The FDA Is Funding and Approving Cigarettes

With how news moves these days, it is easy to miss the drama unfolding in the tobacco world. Over the course of this year, the Food and Drug Administration announced a plan to reduce the nicotine in all cigarettes, outright ban all menthol cigarettes, and denied an application by JUUL to sell its products, only to turn around and suspend that ban as the company appealed the decision. All of this is eclipsed, however, by the fact that U.S. health agencies funded research trials for two very low nicotine (VLN) cigarette products — one of which is a menthol — that went on to receive approvals by the FDA as reduced-risk products.

It is astounding that the FDA and other agencies spent $100 million from U.S. taxpayers to develop evidence on the safety and efficacy of combustible cigarettes. Worse, these agencies then used that insufficient evidence to justify their endorsement as lower-risk, mandating labels with the marketing claim “Helps You Smoke Less” on cigarette packaging.

This is the wrong way to achieve a smoke-free United States.

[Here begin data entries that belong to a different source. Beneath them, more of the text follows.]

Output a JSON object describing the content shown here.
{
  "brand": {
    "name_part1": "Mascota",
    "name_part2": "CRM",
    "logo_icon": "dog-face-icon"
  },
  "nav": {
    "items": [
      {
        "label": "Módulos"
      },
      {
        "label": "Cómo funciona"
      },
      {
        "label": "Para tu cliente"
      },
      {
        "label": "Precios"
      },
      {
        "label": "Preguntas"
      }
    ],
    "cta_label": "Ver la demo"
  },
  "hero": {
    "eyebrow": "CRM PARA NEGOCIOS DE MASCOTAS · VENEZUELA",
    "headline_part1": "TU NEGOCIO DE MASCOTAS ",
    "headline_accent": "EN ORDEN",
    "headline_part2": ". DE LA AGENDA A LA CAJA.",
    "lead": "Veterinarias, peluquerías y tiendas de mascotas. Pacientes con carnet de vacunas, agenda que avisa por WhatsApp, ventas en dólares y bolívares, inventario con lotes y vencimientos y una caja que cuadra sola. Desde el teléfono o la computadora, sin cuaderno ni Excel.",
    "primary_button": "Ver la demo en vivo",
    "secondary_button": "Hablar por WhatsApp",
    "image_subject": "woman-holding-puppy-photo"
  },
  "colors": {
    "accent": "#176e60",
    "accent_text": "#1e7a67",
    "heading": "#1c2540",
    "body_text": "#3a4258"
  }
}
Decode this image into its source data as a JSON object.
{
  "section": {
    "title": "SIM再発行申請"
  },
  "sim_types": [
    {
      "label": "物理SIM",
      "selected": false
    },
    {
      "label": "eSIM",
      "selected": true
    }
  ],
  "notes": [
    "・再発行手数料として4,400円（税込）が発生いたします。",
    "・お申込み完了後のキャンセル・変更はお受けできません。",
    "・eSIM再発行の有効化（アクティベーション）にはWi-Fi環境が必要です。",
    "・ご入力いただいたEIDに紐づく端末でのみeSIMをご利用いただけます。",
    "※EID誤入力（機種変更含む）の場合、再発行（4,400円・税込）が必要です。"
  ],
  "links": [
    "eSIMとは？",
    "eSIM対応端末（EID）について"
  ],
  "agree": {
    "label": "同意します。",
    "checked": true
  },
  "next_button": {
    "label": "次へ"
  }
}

But the FDA doesn’t seem concerned. Instead, it appears to be wrapped up in some magical thinking that individuals will stop smoking after using VLN cigarettes because the reduced nicotine will decrease their addictiveness. In reality, VLNs will likely exacerbate risk misperceptions among consumers. Nicotine isn’t the biggest problem; it is the combustion of burning tobacco that is most harmful to health. In other words, the FDA is approving combustible cigarettes it helped develop while rejecting more than 99 percent of vapor products from the market it did not.

Coupled with efforts to reduce the nicotine in all cigarettes, this amounts to full-scale prohibition as most brands would be removed from the marketplace for noncompliance. But the FDA-approved VLN brands would stay. The type of political wheeling and dealing indicates anticompetitive behavior, with the government trying to pick winners and losers.

History has shown us repeatedly that prohibition never works – –whether it is for alcoholopioids or flavored vapes. Further, FDA-funded research to understand the acceptance of VLNs showed that immediate reductions in nicotine resulted in more significant withdrawal symptoms and an increased likelihood that smokers might seek alternative sources.

Since the first commercially successful e-cigarettes were released, they have evolved and increased in a dramatic fashion. By 2014, the British Medical Journal documented an estimated 460 different e-cigarette brands that delivered nicotine without the harmful effects of smoking. Researchers have confirmed that e-cigarettes exist on a risk continuum, comparing them to nicotine patches used to stop smoking. Because e-cigarettes mimic the rituals of smoking, they are proven to be practical smoking-cessation tools for adult smokers. Even the Centers for Disease Control states that “more frequent use of e-cigarettes is associated with greater smoking cessation than less frequent use.” A reasonable approach to reduce adult smoking would be to increase the availability of these products.

The FDA would do well to recognize this evidence to achieve a smoke-free United States. It could start by updating the national tobacco control strategy –– the one that was published over a decade ago and doesn’t even mention vaping. It should also update the FDA’s Comprehensive Tobacco and Nicotine Regulation Plan. Created in 2017, it includes a mishmash of strategies to reduce youth use, address racial justice and eliminate smoking. Yet, much like the national tobacco control strategy, it doesn’t account for e-cigarettes as a tool to stop smoking. The FDA could also learn a bit from the comprehensive, evidence-based tobacco-control strategies of other countries like the United Kingdom or New Zealand, which have codified what a smoke-free society means for their populations.

It is important to remember that there is no safe tobacco product. Those who smoke cigarettes are encouraged to use alternatives such as reduced-risk nicotine products (like e-cigarettes) as they have become essential to helping adult smokers transition away from the deadly combustibles. Prohibiting vapes while increasing the number of reduced nicotine combustible cigarettes is as counterproductive as it is political. It doesn’t need to be.